I have another question regarding keep-alive: could a slow receiver cause a keep-alive "timeout"? I think the keep-alive messages are sent on the same TCP socket where the application level messages are. So could a slow receiver, due to message build-up, cause a reconnect because the TCP messages are not read off the socket and the keep-alive messages are queued on the receiving socket, or even on the socket on the server side in the TCP buffer? Or both the client and server APIs read off messages and queue them in memory leaving the TCP buffers empty at all times allowing free flow of keep-alive messages?

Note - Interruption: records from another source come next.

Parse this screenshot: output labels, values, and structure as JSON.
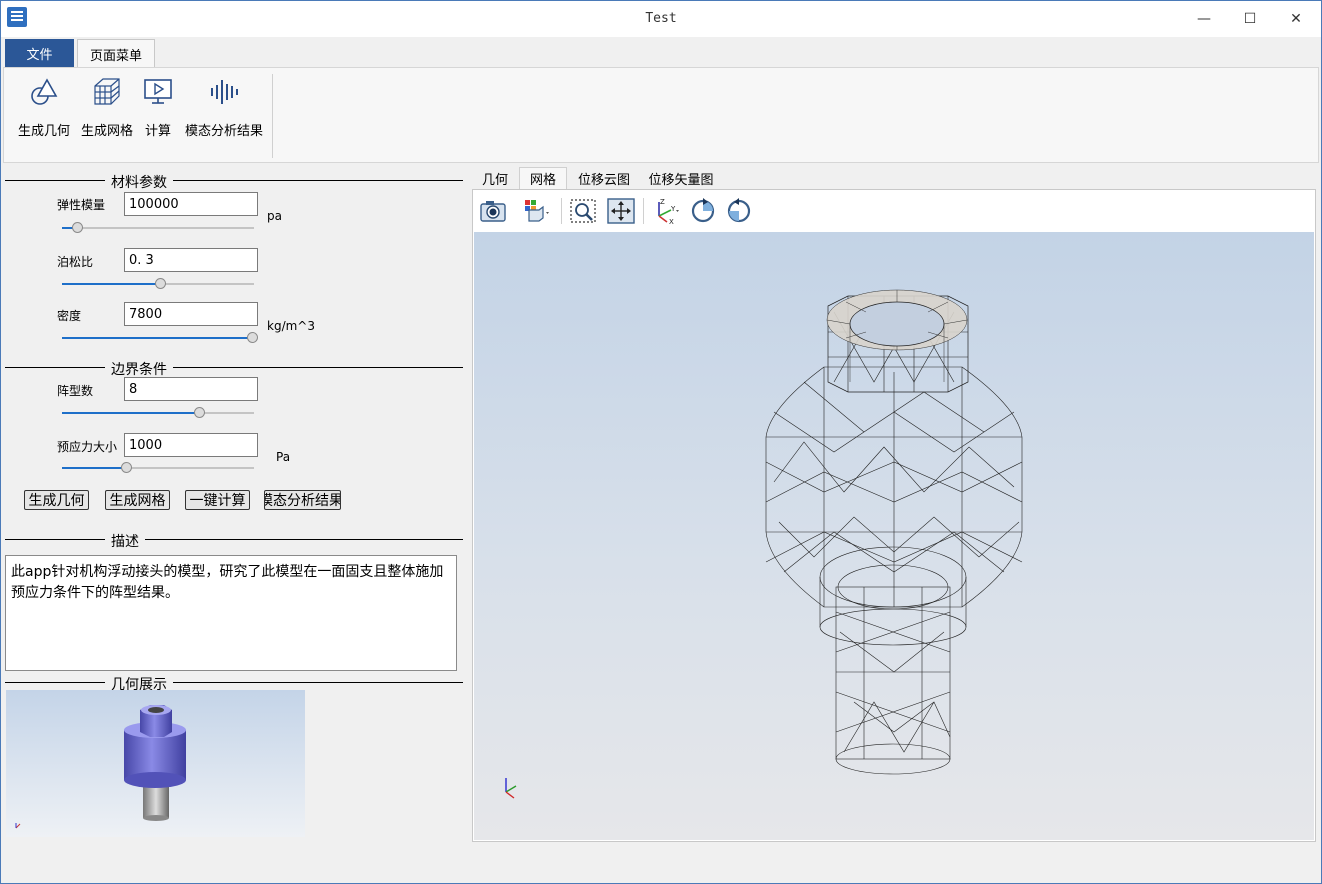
{
  "window": {
    "title": "Test",
    "min_glyph": "—",
    "max_glyph": "☐",
    "close_glyph": "✕"
  },
  "ribbon": {
    "tabs": [
      "文件",
      "页面菜单"
    ],
    "buttons": [
      {
        "label": "生成几何",
        "icon": "shapes-icon"
      },
      {
        "label": "生成网格",
        "icon": "mesh-cube-icon"
      },
      {
        "label": "计算",
        "icon": "monitor-play-icon"
      },
      {
        "label": "模态分析结果",
        "icon": "modal-wave-icon"
      }
    ]
  },
  "material": {
    "section_title": "材料参数",
    "params": [
      {
        "label": "弹性模量",
        "value": "100000",
        "unit": "pa",
        "slider_fraction": 0.07
      },
      {
        "label": "泊松比",
        "value": "0. 3",
        "unit": "",
        "slider_fraction": 0.51
      },
      {
        "label": "密度",
        "value": "7800",
        "unit": "kg/m^3",
        "slider_fraction": 1.0
      }
    ]
  },
  "boundary": {
    "section_title": "边界条件",
    "params": [
      {
        "label": "阵型数",
        "value": "8",
        "unit": "",
        "slider_fraction": 0.72
      },
      {
        "label": "预应力大小",
        "value": "1000",
        "unit": "Pa",
        "slider_fraction": 0.33
      }
    ]
  },
  "actions": [
    "生成几何",
    "生成网格",
    "一键计算",
    "模态分析结果"
  ],
  "description": {
    "section_title": "描述",
    "text": "此app针对机构浮动接头的模型，研究了此模型在一面固支且整体施加预应力条件下的阵型结果。"
  },
  "geometry_preview": {
    "section_title": "几何展示"
  },
  "viewer": {
    "tabs": [
      "几何",
      "网格",
      "位移云图",
      "位移矢量图"
    ],
    "active_tab": "网格",
    "toolbar": [
      "camera-icon",
      "display-mode-icon",
      "zoom-box-icon",
      "fit-view-icon",
      "axes-icon",
      "rotate-cw-icon",
      "rotate-ccw-icon"
    ]
  },
  "colors": {
    "accent": "#2b5797",
    "slider_fill": "#1e6fc9",
    "preview_model": "#6f6fd0"
  }
}
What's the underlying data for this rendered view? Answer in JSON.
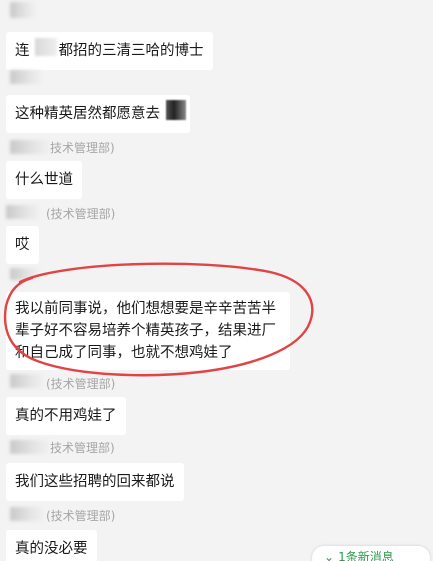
{
  "colors": {
    "background": "#f3f3f3",
    "bubble": "#ffffff",
    "sender_name": "#a6a6a6",
    "annotation_loop": "#e04444",
    "new_message_accent": "#2e9a4e"
  },
  "messages": [
    {
      "sender": "",
      "text": "连　　都招的三清三哈的博士"
    },
    {
      "sender": "",
      "text": "这种精英居然都愿意去"
    },
    {
      "sender": "技术管理部)",
      "text": "什么世道"
    },
    {
      "sender": "(技术管理部)",
      "text": "哎"
    },
    {
      "sender": "",
      "lines": [
        "我以前同事说，他们想想要是辛辛苦苦半",
        "辈子好不容易培养个精英孩子，结果进厂",
        "和自己成了同事，也就不想鸡娃了"
      ]
    },
    {
      "sender": "(技术管理部)",
      "text": "真的不用鸡娃了"
    },
    {
      "sender": "技术管理部)",
      "text": "我们这些招聘的回来都说"
    },
    {
      "sender": "(技术管理部)",
      "text": "真的没必要"
    }
  ],
  "new_message_indicator": {
    "icon": "chevron-down-icon",
    "label": "1条新消息"
  }
}
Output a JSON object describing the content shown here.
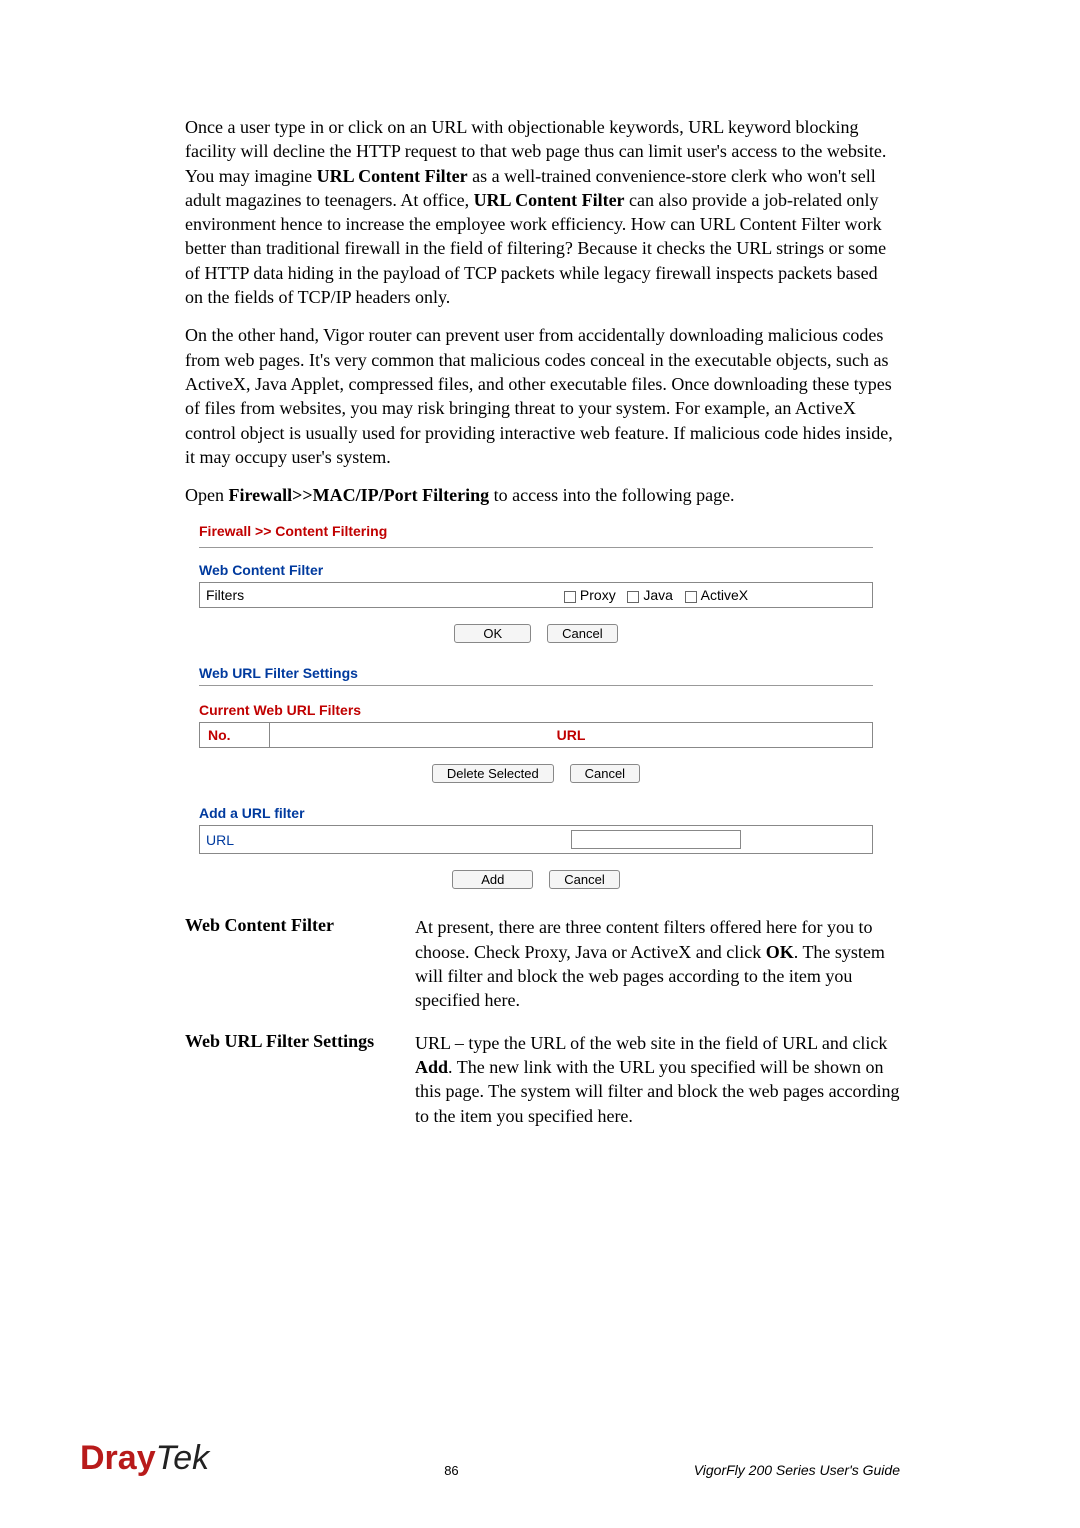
{
  "para": {
    "p1": "Once a user type in or click on an URL with objectionable keywords, URL keyword blocking facility will decline the HTTP request to that web page thus can limit user's access to the website. You may imagine ",
    "p1b1": "URL Content Filter",
    "p1m": " as a well-trained convenience-store clerk who won't sell adult magazines to teenagers. At office, ",
    "p1b2": "URL Content Filter",
    "p1e": " can also provide a job-related only environment hence to increase the employee work efficiency. How can URL Content Filter work better than traditional firewall in the field of filtering? Because it checks the URL strings or some of HTTP data hiding in the payload of TCP packets while legacy firewall inspects packets based on the fields of TCP/IP headers only.",
    "p2": "On the other hand, Vigor router can prevent user from accidentally downloading malicious codes from web pages. It's very common that malicious codes conceal in the executable objects, such as ActiveX, Java Applet, compressed files, and other executable files. Once downloading these types of files from websites, you may risk bringing threat to your system. For example, an ActiveX control object is usually used for providing interactive web feature. If malicious code hides inside, it may occupy user's system.",
    "p3a": "Open ",
    "p3b": "Firewall>>MAC/IP/Port Filtering",
    "p3c": " to access into the following page."
  },
  "form": {
    "breadcrumb": "Firewall >> Content Filtering",
    "wcf_head": "Web Content Filter",
    "filters_label": "Filters",
    "proxy": "Proxy",
    "java": "Java",
    "activex": "ActiveX",
    "ok": "OK",
    "cancel": "Cancel",
    "wufs_head": "Web URL Filter Settings",
    "cwuf_head": "Current Web URL Filters",
    "col_no": "No.",
    "col_url": "URL",
    "del_sel": "Delete Selected",
    "add_head": "Add a URL filter",
    "url_label": "URL",
    "add": "Add"
  },
  "desc": {
    "t1": "Web Content Filter",
    "d1a": "At present, there are three content filters offered here for you to choose. Check Proxy, Java or ActiveX and click ",
    "d1b": "OK",
    "d1c": ". The system will filter and block the web pages according to the item you specified here.",
    "t2": "Web URL Filter Settings",
    "d2a": "URL – type the URL of the web site in the field of URL and click ",
    "d2b": "Add",
    "d2c": ". The new link with the URL you specified will be shown on this page. The system will filter and block the web pages according to the item you specified here."
  },
  "footer": {
    "logo1": "Dray",
    "logo2": "Tek",
    "page": "86",
    "guide": "VigorFly 200 Series User's Guide"
  }
}
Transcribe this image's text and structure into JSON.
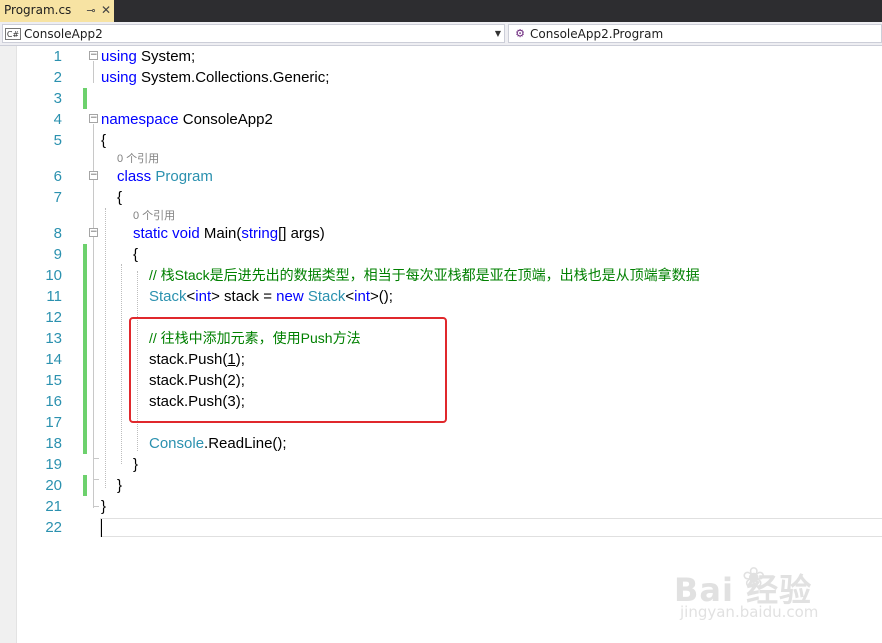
{
  "tab": {
    "title": "Program.cs",
    "pin_icon": "pin-icon",
    "close_icon": "close-icon"
  },
  "nav": {
    "project": "ConsoleApp2",
    "class_path": "ConsoleApp2.Program"
  },
  "editor": {
    "code_lens": [
      "0 个引用",
      "0 个引用"
    ],
    "lines": [
      {
        "n": "1"
      },
      {
        "n": "2"
      },
      {
        "n": "3"
      },
      {
        "n": "4"
      },
      {
        "n": "5"
      },
      {
        "n": "6"
      },
      {
        "n": "7"
      },
      {
        "n": "8"
      },
      {
        "n": "9"
      },
      {
        "n": "10"
      },
      {
        "n": "11"
      },
      {
        "n": "12"
      },
      {
        "n": "13"
      },
      {
        "n": "14"
      },
      {
        "n": "15"
      },
      {
        "n": "16"
      },
      {
        "n": "17"
      },
      {
        "n": "18"
      },
      {
        "n": "19"
      },
      {
        "n": "20"
      },
      {
        "n": "21"
      },
      {
        "n": "22"
      }
    ],
    "tokens": {
      "using": "using",
      "system": " System;",
      "collections": " System.Collections.Generic;",
      "namespace": "namespace",
      "ns_name": " ConsoleApp2",
      "lbrace": "{",
      "rbrace": "}",
      "class": "class",
      "program": " Program",
      "static": "static",
      "void": " void",
      "main": " Main(",
      "string": "string",
      "args": "[] args)",
      "comment1": "// 栈Stack是后进先出的数据类型，相当于每次亚栈都是亚在顶端，出栈也是从顶端拿数据",
      "stack_type": "Stack",
      "lt": "<",
      "int": "int",
      "gt_decl": "> stack = ",
      "new": "new",
      "stack_type2": " Stack",
      "gt_end": ">();",
      "comment2": "// 往栈中添加元素，使用Push方法",
      "push_open": "stack.Push(",
      "one": "1",
      "push_close": ");",
      "push2": "stack.Push(2);",
      "push3": "stack.Push(3);",
      "console": "Console",
      "readline": ".ReadLine();"
    }
  },
  "watermark": {
    "brand": "Bai  经验",
    "url": "jingyan.baidu.com"
  },
  "colors": {
    "keyword": "#0000ff",
    "type": "#2b91af",
    "comment": "#008000",
    "line_number": "#2b91af",
    "change_bar": "#6dd16d",
    "highlight_box": "#e0282c",
    "tab_active": "#f7e3a3"
  }
}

So if I see keep-alive counter reaching 0 it's 100% network problem and can't be an application problem whereby the TCP buffers will up because the client is not picking up messages? I guess a JVM GC pause could cause a problem as the application has no control over that, so application level problems can't be ruled out that easily, can they?
The application can't be the problem for keep alive reaching 0.
Look at these pictures:
Keepalive is handled by the respective reader.
The only problem that can arise is that you have very large messages, no limit in consumer-cache-size-kb and a small network buffer. The router-output resp. client-input buffers are extended by the given extend size (default 64 KB) and that can take long.